Шрифт:
Интервал:
Закладка:
Уныние — бич современного монашества. Тысячи соблазнов современного «свободного» общества мучают душу. Предательский голос постоянно нашептывает: «Брось ты всё это. Заняться, что ли, больше нечем? Посмотри, что творится за монастырскими стенами! Посмотри, какие красивые девушки вокруг. Как всем весело… Жизнь бьёт ключом, музыка играет, вино льётся рекой, демон смеётся! Тысячи ярких цветов радуют глаз, тысячи мелодий ласкают слух! Жаренное мясо! Как иногда хочется жаренного мяса! А ты вот сидишь в тесной келье, сидишь и тяжело вздыхаешь. Что же ты здесь делаешь — неужели думаешь о Боге?»
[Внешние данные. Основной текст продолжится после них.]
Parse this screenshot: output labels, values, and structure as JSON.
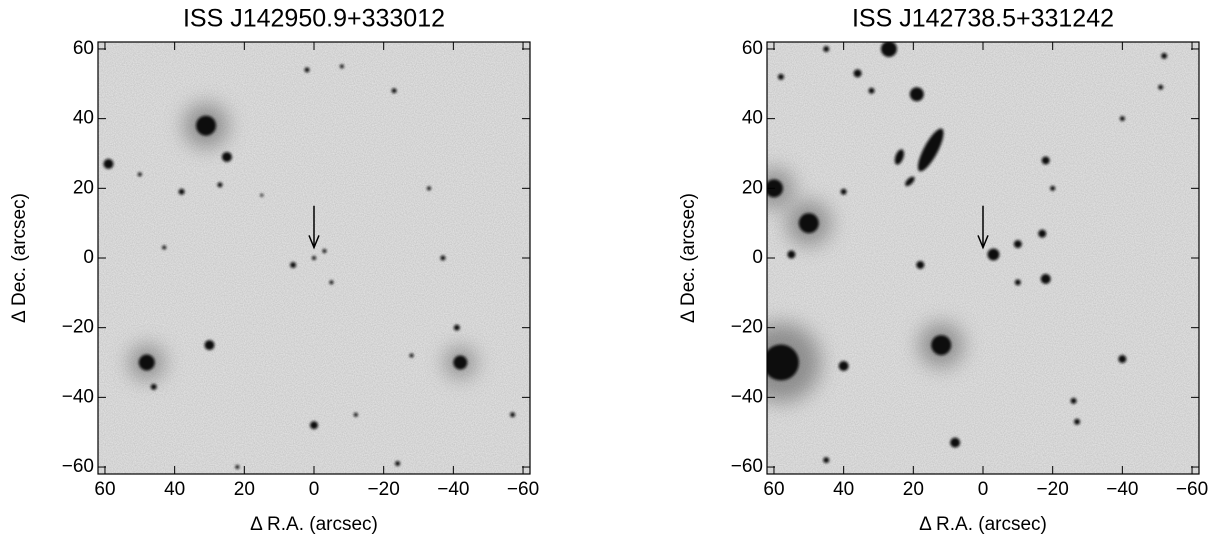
{
  "chart_data": [
    {
      "type": "image",
      "title": "ISS J142950.9+333012",
      "x_label": "Δ R.A. (arcsec)",
      "y_label": "Δ Dec. (arcsec)",
      "xlim": [
        62,
        -62
      ],
      "ylim": [
        -62,
        62
      ],
      "xticks": [
        60,
        40,
        20,
        0,
        {
          "value": -20,
          "label": "−20"
        },
        {
          "value": -40,
          "label": "−40"
        },
        {
          "value": -60,
          "label": "−60"
        }
      ],
      "yticks": [
        {
          "value": -60,
          "label": "−60"
        },
        {
          "value": -40,
          "label": "−40"
        },
        {
          "value": -20,
          "label": "−20"
        },
        0,
        20,
        40,
        60
      ]
    },
    {
      "type": "image",
      "title": "ISS J142738.5+331242",
      "x_label": "Δ R.A. (arcsec)",
      "y_label": "Δ Dec. (arcsec)",
      "xlim": [
        62,
        -62
      ],
      "ylim": [
        -62,
        62
      ],
      "xticks": [
        60,
        40,
        20,
        0,
        {
          "value": -20,
          "label": "−20"
        },
        {
          "value": -40,
          "label": "−40"
        },
        {
          "value": -60,
          "label": "−60"
        }
      ],
      "yticks": [
        {
          "value": -60,
          "label": "−60"
        },
        {
          "value": -40,
          "label": "−40"
        },
        {
          "value": -20,
          "label": "−20"
        },
        0,
        20,
        40,
        60
      ]
    }
  ]
}
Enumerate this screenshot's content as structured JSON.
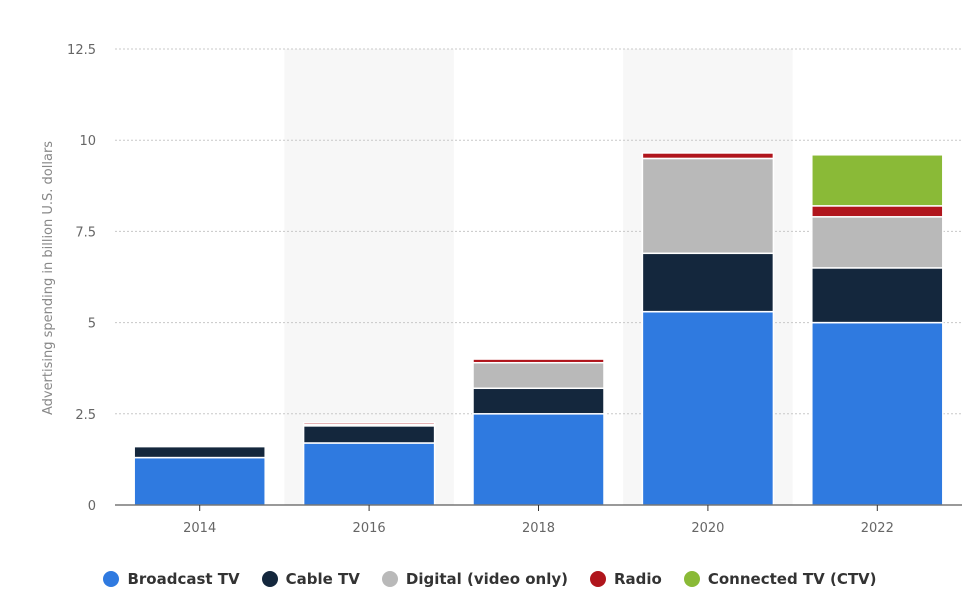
{
  "chart_data": {
    "type": "bar",
    "stacked": true,
    "categories": [
      "2014",
      "2016",
      "2018",
      "2020",
      "2022"
    ],
    "series": [
      {
        "name": "Broadcast TV",
        "color": "#2f7ae0",
        "values": [
          1.3,
          1.7,
          2.5,
          5.3,
          5.0
        ]
      },
      {
        "name": "Cable TV",
        "color": "#14273d",
        "values": [
          0.3,
          0.47,
          0.7,
          1.6,
          1.5
        ]
      },
      {
        "name": "Digital (video only)",
        "color": "#b9b9b9",
        "values": [
          0,
          0.03,
          0.7,
          2.6,
          1.4
        ]
      },
      {
        "name": "Radio",
        "color": "#b0151c",
        "values": [
          0,
          0.05,
          0.1,
          0.15,
          0.3
        ]
      },
      {
        "name": "Connected TV (CTV)",
        "color": "#8aba37",
        "values": [
          0,
          0,
          0,
          0,
          1.4
        ]
      }
    ],
    "ylabel": "Advertising spending in billion U.S. dollars",
    "xlabel": "",
    "ylim": [
      0,
      12.5
    ],
    "yticks": [
      "0",
      "2.5",
      "5",
      "7.5",
      "10",
      "12.5"
    ],
    "ytick_values": [
      0,
      2.5,
      5,
      7.5,
      10,
      12.5
    ],
    "grid": true,
    "legend_position": "bottom"
  }
}
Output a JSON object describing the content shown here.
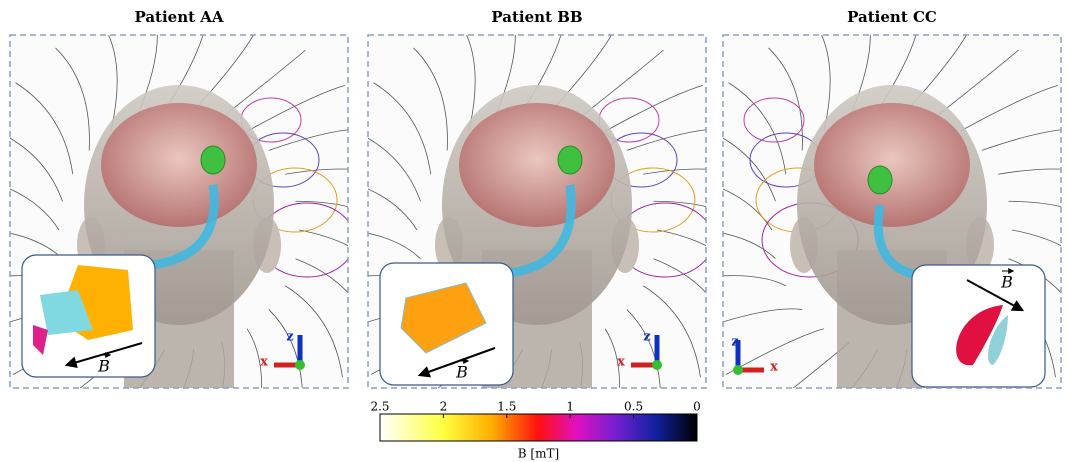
{
  "panels": [
    {
      "title": "Patient AA",
      "vector_label": "B",
      "axis_x": "x",
      "axis_z": "z"
    },
    {
      "title": "Patient BB",
      "vector_label": "B",
      "axis_x": "x",
      "axis_z": "z"
    },
    {
      "title": "Patient CC",
      "vector_label": "B",
      "axis_x": "x",
      "axis_z": "z"
    }
  ],
  "colorbar": {
    "label": "B [mT]",
    "lim": [
      2.5,
      0
    ],
    "ticks": [
      2.5,
      2,
      1.5,
      1,
      0.5,
      0
    ]
  }
}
Нет. Твои мысли заняты совсем другим. Опять тебе не дали почитать кафизму на утрене, и ты простоял полслужбы, борясь с гневливыми помыслами. Опять эконом пожалел тебе денег на зубную пломбу, сказал, чтобы подошел к нему в следующем месяце. Опять тебя отправили на кухню с этим грубым послушником, который тебя ни во что не ставит и постоянно понукает. Опять соседи по келье не спят, а пьют чай, несмотря на то, что тебе завтра с самого раннего утра бежать на послушание. Малейшее искушение здесь подобно большой беде. Удар тока в двадцать вольт равен по силе удару в двести двадцать вольт. Дьявол играет на оголенных струнах души. Это всё больно, очень больно и нет той радости, что перекрывала бы эту боль.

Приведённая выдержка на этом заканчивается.